Pensacola is the panhandle gateway and pulls spillover from the Alabama and Mississippi Gulf Coast flatbed market. Naval base infrastructure work and panhandle construction give Pensacola a different feel than the rest of Florida — it operates more like a Gulf state than a peninsula state, and inbound and outbound rates look more like Mobile than Miami.
What to Know Before You Plant a Flag in Florida
Florida flatbed has three operational specifics every driver should understand before signing on. The first is the outbound rate problem already discussed: the Florida triangle is real, and a driver who does not build Atlanta or Birmingham reload into the route plan will lose money on the return trip. Most experienced Florida flatbed drivers run a fixed inbound-then-reload pattern rather than searching for outbound freight from Miami or Tampa.

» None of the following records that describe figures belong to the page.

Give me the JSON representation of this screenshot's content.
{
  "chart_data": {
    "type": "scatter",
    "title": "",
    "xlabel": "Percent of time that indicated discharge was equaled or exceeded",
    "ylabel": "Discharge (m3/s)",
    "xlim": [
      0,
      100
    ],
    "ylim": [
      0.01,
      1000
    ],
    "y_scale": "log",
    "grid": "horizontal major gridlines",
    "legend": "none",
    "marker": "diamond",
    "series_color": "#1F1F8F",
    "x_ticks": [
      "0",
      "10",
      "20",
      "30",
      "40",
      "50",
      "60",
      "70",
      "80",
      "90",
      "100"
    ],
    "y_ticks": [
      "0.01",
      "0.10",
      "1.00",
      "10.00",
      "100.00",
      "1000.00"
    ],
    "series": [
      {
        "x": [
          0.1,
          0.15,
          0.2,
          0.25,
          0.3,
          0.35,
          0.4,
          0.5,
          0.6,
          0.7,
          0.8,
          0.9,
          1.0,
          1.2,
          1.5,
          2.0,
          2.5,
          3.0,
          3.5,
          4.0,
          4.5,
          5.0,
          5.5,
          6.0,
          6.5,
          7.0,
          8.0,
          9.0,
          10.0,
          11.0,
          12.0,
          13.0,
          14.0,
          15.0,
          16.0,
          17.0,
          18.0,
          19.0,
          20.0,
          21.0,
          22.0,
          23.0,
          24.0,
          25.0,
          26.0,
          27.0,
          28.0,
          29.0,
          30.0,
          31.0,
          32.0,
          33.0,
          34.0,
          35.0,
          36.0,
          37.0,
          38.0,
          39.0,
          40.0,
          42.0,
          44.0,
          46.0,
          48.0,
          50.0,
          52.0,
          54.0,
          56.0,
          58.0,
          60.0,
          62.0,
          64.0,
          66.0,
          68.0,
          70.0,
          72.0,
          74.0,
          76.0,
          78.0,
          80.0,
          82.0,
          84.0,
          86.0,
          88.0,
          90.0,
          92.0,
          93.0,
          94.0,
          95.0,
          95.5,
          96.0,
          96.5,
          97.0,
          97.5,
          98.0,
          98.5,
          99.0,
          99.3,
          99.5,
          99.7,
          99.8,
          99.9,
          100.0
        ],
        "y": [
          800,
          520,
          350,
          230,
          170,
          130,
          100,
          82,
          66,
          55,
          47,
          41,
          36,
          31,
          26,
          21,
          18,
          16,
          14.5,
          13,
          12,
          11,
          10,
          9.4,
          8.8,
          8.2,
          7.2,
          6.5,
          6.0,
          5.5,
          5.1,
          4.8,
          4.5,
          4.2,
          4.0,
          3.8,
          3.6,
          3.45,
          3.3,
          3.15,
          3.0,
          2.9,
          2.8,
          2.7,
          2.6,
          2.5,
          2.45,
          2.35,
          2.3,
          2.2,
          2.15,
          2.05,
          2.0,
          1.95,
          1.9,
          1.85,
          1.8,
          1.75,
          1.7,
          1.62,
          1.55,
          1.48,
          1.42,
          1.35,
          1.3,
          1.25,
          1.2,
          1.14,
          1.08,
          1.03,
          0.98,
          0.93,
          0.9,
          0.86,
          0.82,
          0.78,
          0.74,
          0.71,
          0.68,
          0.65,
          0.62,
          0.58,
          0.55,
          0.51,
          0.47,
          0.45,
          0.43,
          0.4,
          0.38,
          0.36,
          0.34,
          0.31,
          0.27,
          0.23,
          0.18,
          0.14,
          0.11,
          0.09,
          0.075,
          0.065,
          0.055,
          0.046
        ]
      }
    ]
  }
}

The second is hurricane season and the FMCSA HOS waiver pattern. When the governor or FEMA declares an emergency, FMCSA and FDOT issue HOS waivers for drivers hauling emergency supplies, generators, utility restoration equipment, debris-removal gear, fuel, and water. Pay surges often run 1.5 to 2x normal rates, but conditions are hazardous — drivers operate into evacuation zones, around downed power lines, with limited fuel availability and disrupted communications. A Florida-domiciled flatbed driver who is willing to run hurricane response can clear meaningful income in a short window each season, but it is dangerous work that should not be undertaken casually.
The third is the regulatory environment, which is friendlier than California or Texas in a couple of specific ways. Florida legal limits run 80,000 pounds GVW federal, 8 feet 6 inches wide, 13 feet 6 inches tall, and 75 feet overall length on most state highways — that 75-foot length is longer than the federal default and is favorable for flatbed configurations. There is no CARB-style emissions program, no state-level idle restriction beyond municipal ordinances, and oversize and overweight permits issue through the Permits Section of FDOT with annual blanket permits available for many configurations.
Weather is the daily variable. Year-round tarping in 90-degree heat with 80% humidity, plus the afternoon thunderstorm pattern from April through October, makes Florida tarp work physically demanding in a different way than Texas or California. Heat stress is a real factor and not one drivers crossing over from cooler climates should underestimate. Florida pays less than Texas or California, but it is also workable for a driver who likes the lifestyle, builds the reload pattern, and is honest about what the weather and the outbound problem do to the math.